Eine Nacht lang Theater – wie jedes Jahr

Gedanken zur Theaternacht

Wenn man an diesem einen Mittwochabend Ende Mai, vor dem Feiertag am Donnerstag dessen Namen man irgendwie immer vergessen hat, eine halbe Völkerwanderung kreuz und quer, mit Bus und Bahn oder auch zu Fuß, durch Bonn beobachten kann – dann, ja dann, hat der Einzelhandel nicht spontan eine lange Einkaufsnacht im Mai ins Leben gerufen. Allerdings geht der Begriff „Nacht“ schon einmal in die richtige Richtung. Es ist, oh Überraschung, mal wieder Theaternacht. Wie jedes Jahr. Und aus irgendeinem Grund weiß das auf einmal auch jeder. Und noch viel wichtiger: aus irgendeinem Grund entpuppt sich an diesem Abend fast jeder Mensch in Bonn zum absoluten Theaterexperten und Theaterliebhaber – oder befindet sich zumindest auf dem Weg genau das zu werden. Wie jedes Jahr.

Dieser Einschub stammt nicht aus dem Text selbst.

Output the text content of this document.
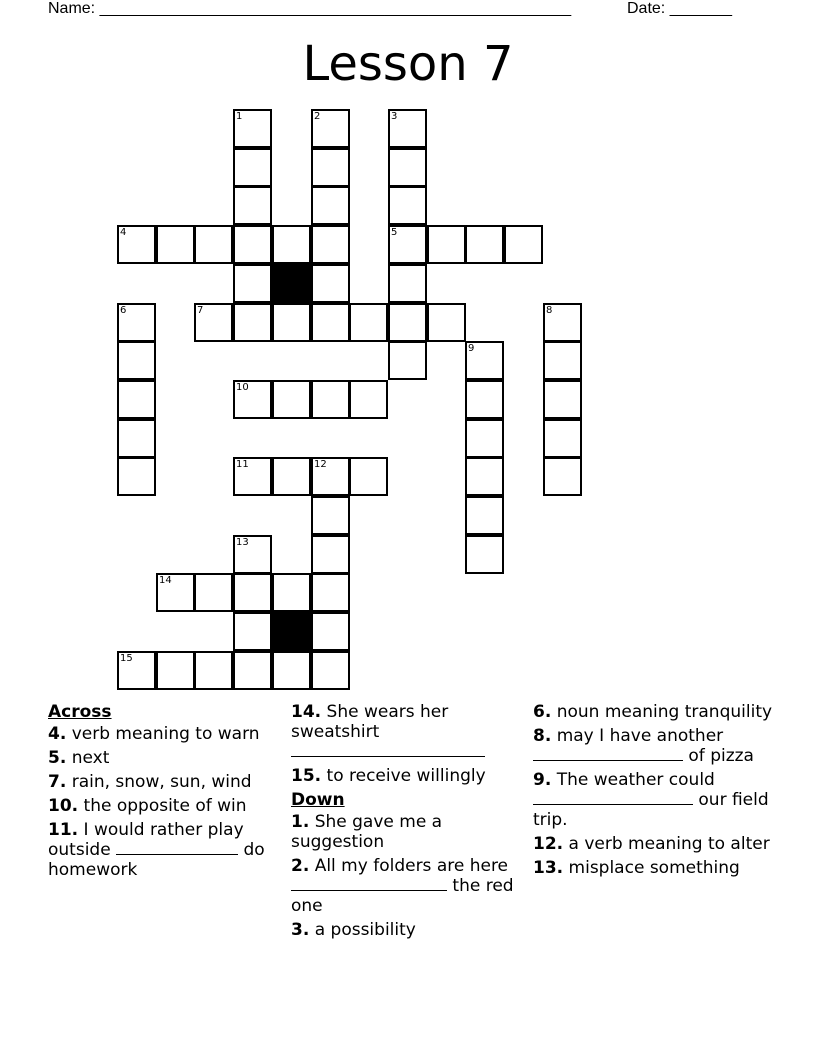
Name: _____________________________________________________	Date: _______
Lesson 7
1	2	3
4	5
6	7	8
9
10
11	12
13
14
15
Across
4. verb meaning to warn
5. next
7. rain, snow, sun, wind
10. the opposite of win
11. I would rather play outside	do homework
14. She wears her sweatshirt

15. to receive willingly
Down
1. She gave me a suggestion
2. All my folders are here  the red one
3. a possibility
6. noun meaning tranquility
8. may I have another  of pizza
9. The weather could our field trip.
12. a verb meaning to alter
13. misplace something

Irgendwie merkt man an diesem Abend immer, dass in Bonn etwas zu passieren scheint. Eine Art Bewegung und das nicht nur im eigentlichen, offensichtlichen Sinne. Alles erinnert an einen anderen Zeitgeist, der jedes Mal, von der ehemaligen Bundeshauptstadt und seinen Bewohnern Besitz zu ergreifen scheint. Sämtliche mobilen Endgeräte werden lediglich für die Suche nach der richtigen Route benutzt und wohin man auch schaut, laufen Jung und Alt herum, dabei immer die nächste kleine Theaterrunde im Blick. Das Programm dieser lauen frühsommerlichen Nacht ist längst kein Geheimtipp mehr. Längst ergreift das Theaterfieber in dieser Nacht immer wieder Besitz von sämtlichen Bonnern. Und man sieht kleinere und größere Gruppe über das eben Gesehene oder über das noch zu Sehende diskutieren sowie über die Bonner Theaterlandschaft im Allgemeinen. Denn die existiert auch in der restlichen Zeit des Jahres, auch an jenen Abenden, die nicht auf den Namen „Theaternacht“ hören. In allen Spielstätten, in jedem Ensemble und Theaterteam – wenn wir in Bonn eine Sache haben, dann sind es wohl Theater. Und das ist auch gut so.

Vielleicht kann die Theaternacht 2019 ein Anfang sein. Und vielleicht kann diese Schnupperstunde der Künste gleichzeitig auch einen Anreiz schaffen – nicht nur an diesem einen Abend zum Theaterliebhaber zu werden. Sondern sich ab sofort sein kulturelles Wissen über das Jahr verteilt anzueignen, um einmal im Jahr wirklich als Bonner Theaterexperte glänzen zu können. Und das sogar ganz ohne dabei wild und einfach seltsam gestikulierend die ersten paar Zeilen von Goethes Faust als selbstgestellte mündliche Prüfung in Sachen Theater in der Freundesrunde vorzutragen. Das braucht wirklich niemand. Ein monatlicher oder wöchentlicher Theaterbesuch in einem der vielen schönen, älteren, modernen, größeren und kleinen Theater kann dafür schon ausreichen. Auch im Anschluss daran wird die neueste Folge der aktuellen Lieblingsserie noch verfügbar sein – und die Bars in der Innenstadt haben auch dann noch auf.

Dann müsste man sich die Frage – warum man dieses theaterbedingte Völkerwanderungsschauspiel immer nur an diesem einen Mittwochabend Ende Mai, vor dem Feiertag am Donnerstag dessen Namen man irgendwie immer vergessen hat, beobachten kann –

Nicht mehr stellen. Denn dann könnte es sich dabei nicht mehr allein um diese eine frühsommerliche Nacht mit Kulturesprit in der Luft handeln – sonder vielleicht ganz einfach auch um einen normalen Samstagabend, eine ganz normale Theaternacht.